Слушая вступление Вулфа, я думал, что его длинная речь так утомит мальчишек, что весьма скоро они просто потеряют к нему интерес, но все вышло по-другому. Не высказав этого напрямую, он дал им понять, что рассчитывает на их помощь, чтобы показать, насколько же тупы были те психологи и что уж с ними-то подобного точно не произойдет, после всех этих потраченных слов.
Он продвигался дюйм за дюймом, то с одним мальчиком, то с другим, а порой они галдели все разом. Он позволил им отвлечься на продолжительную дискуссию об относительных достоинствах различных марок клюшек и сидел с полузакрытыми глазами, притворяясь, будто ему интересно. Полчаса он расспрашивал их о характерах и особенностях присутствовавших там других носильщиков и игроков, которые начинали партии на площадке «ти» непосредственно перед четверкой Барстоу. Каждый раз, когда кто-нибудь из мальчиков перескакивал на начало игры четверки, Вулф неизменно возвращал его назад.
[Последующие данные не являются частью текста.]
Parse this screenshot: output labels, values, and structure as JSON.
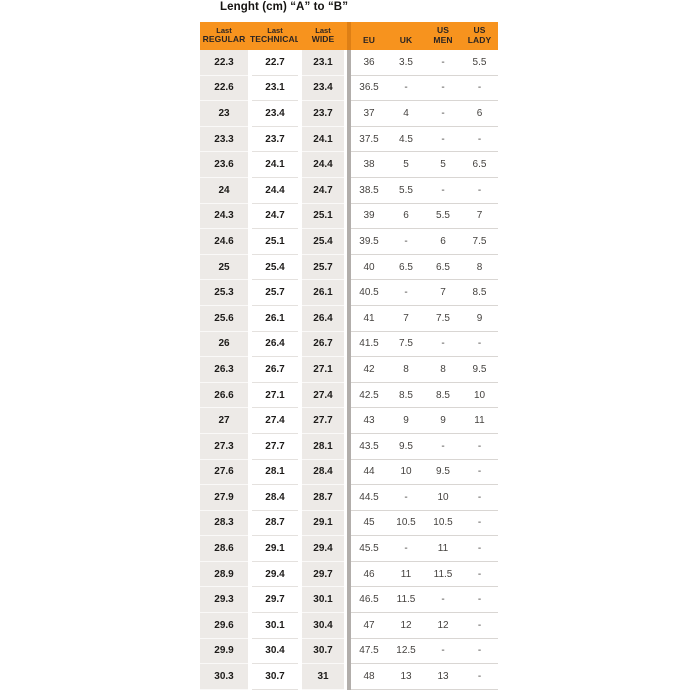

Среди всех этих несуразностей я различал одну, быть может главную, вещь: он ни на мгновение не терял из виду ни одну клюшку из всех без исключения сумок.
На ланч Фриц подал нам два гигантских пирога с курятиной и четыре арбуза. Я помогал накрывать на стол, как и обычно, когда собиралась целая компания гостей, и, лишь ускорив манипуляции ножом и вилкой при разделке пирогов, сумел завладеть порцией для себя, прежде чем оба блюда оказались пусты. С арбузами было попроще: я дал каждому мальчику по половине, столько же Вулфу и себе, а четвертый оставил для Фрица. Я подозревал, что он даже не притронется к нему, но, возможно, найдет арбузу применение потом.